FIG. 8 is a side view thereof, FIG. 9 is an enlarged side sectional view of the protrusion provided with the chuck magnet, and FIG. 10 is a plan view of the second plate included in one embodiment of the present invention. Figure 11 is a side view of the same, Figure 12 is an enlarged plan view of the through hole into which the chuck magnet fits and escape holes for pins, etc., and Figure 13 is the plating that aligns and holds the many airtight terminals to be soldered. FIG. 3 is a plan view of the jig. 5...First plate, 5a...Protrusion, 6...

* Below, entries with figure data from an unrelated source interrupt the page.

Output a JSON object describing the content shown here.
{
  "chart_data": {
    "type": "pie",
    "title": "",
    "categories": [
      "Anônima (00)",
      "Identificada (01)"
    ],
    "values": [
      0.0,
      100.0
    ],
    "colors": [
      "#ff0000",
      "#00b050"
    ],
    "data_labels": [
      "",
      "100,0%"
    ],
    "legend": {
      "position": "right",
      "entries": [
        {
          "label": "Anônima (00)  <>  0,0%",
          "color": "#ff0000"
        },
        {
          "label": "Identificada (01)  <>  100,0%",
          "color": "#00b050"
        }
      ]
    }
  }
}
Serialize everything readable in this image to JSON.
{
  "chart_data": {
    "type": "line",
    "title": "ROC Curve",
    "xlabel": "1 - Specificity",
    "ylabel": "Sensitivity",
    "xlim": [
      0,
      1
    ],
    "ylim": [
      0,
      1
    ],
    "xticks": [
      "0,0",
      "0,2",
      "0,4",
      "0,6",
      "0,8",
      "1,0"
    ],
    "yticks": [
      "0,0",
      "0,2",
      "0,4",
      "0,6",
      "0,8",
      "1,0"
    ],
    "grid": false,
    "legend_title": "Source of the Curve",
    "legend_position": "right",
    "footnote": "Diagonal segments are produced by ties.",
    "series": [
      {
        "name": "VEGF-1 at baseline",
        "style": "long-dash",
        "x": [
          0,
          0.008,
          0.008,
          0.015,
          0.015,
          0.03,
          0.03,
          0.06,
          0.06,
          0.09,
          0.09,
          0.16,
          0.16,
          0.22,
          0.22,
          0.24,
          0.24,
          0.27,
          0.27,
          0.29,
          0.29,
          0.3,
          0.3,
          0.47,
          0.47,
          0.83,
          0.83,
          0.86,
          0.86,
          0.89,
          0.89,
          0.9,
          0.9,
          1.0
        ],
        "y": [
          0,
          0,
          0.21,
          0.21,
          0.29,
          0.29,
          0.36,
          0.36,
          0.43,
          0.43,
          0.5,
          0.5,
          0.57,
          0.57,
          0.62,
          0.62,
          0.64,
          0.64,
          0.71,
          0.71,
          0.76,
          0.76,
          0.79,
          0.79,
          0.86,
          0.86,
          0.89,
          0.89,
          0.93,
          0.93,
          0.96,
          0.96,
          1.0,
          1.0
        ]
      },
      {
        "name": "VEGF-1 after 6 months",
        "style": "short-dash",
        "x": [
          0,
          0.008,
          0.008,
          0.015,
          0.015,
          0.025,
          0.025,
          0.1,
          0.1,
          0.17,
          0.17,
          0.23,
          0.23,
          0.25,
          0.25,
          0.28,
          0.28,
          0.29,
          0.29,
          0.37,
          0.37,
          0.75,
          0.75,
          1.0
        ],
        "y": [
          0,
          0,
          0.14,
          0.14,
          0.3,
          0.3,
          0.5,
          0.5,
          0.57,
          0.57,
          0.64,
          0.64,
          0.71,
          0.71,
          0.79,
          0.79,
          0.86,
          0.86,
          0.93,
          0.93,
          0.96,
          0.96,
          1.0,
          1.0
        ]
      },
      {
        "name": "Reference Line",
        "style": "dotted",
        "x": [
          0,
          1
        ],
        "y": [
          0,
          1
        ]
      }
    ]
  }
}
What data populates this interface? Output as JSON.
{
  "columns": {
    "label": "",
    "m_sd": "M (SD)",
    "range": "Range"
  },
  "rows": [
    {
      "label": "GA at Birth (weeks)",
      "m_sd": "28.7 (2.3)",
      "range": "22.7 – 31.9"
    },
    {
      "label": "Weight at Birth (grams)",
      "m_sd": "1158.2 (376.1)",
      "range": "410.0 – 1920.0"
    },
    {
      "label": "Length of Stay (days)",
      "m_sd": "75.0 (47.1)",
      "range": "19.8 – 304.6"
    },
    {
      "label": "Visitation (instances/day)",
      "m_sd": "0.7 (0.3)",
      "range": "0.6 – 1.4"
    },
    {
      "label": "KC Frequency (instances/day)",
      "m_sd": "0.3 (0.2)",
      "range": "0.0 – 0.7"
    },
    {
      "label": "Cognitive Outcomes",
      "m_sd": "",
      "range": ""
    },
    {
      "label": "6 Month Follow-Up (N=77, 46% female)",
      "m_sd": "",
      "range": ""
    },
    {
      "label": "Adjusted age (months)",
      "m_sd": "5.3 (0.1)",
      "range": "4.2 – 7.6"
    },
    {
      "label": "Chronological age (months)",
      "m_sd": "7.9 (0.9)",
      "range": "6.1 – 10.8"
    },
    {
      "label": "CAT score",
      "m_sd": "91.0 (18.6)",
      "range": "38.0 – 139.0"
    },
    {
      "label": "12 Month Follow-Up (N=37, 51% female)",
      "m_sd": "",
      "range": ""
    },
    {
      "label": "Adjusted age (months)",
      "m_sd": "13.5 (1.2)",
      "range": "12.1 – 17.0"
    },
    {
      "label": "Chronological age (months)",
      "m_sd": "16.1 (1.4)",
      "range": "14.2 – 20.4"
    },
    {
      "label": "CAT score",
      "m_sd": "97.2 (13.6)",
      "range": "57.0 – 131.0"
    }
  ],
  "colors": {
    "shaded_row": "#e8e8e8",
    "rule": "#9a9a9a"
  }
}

magnet, 7... magnetic article, 8... second plate,
8a...Through hole.

Claims (1)

[Claims for Utility Model Registration] A first plate formed with a number of protrusions each having a chuck magnet at its end, and a number of through holes made of a non-magnetic material into which each of the protrusions fits. and a second plate in which each of the protrusions is fitted into each of the through holes so that an attraction surface of a magnet provided on the protrusion of the first plate and a second
a first position in which a minute gap is formed between the workpiece holding surface of the plate without intervening a non-magnetic material, and the workpiece is attracted and held by the magnet without directly contacting the attraction surface of the magnet; and the first position of the first plate. is raised relative to the second plate,
A chuck of a magnetic article, characterized in that it is provided with a drive unit that relatively drives the first plate and the second plate so that the workpiece assumes two states: a second position where the workpiece is separated from the magnet; Device.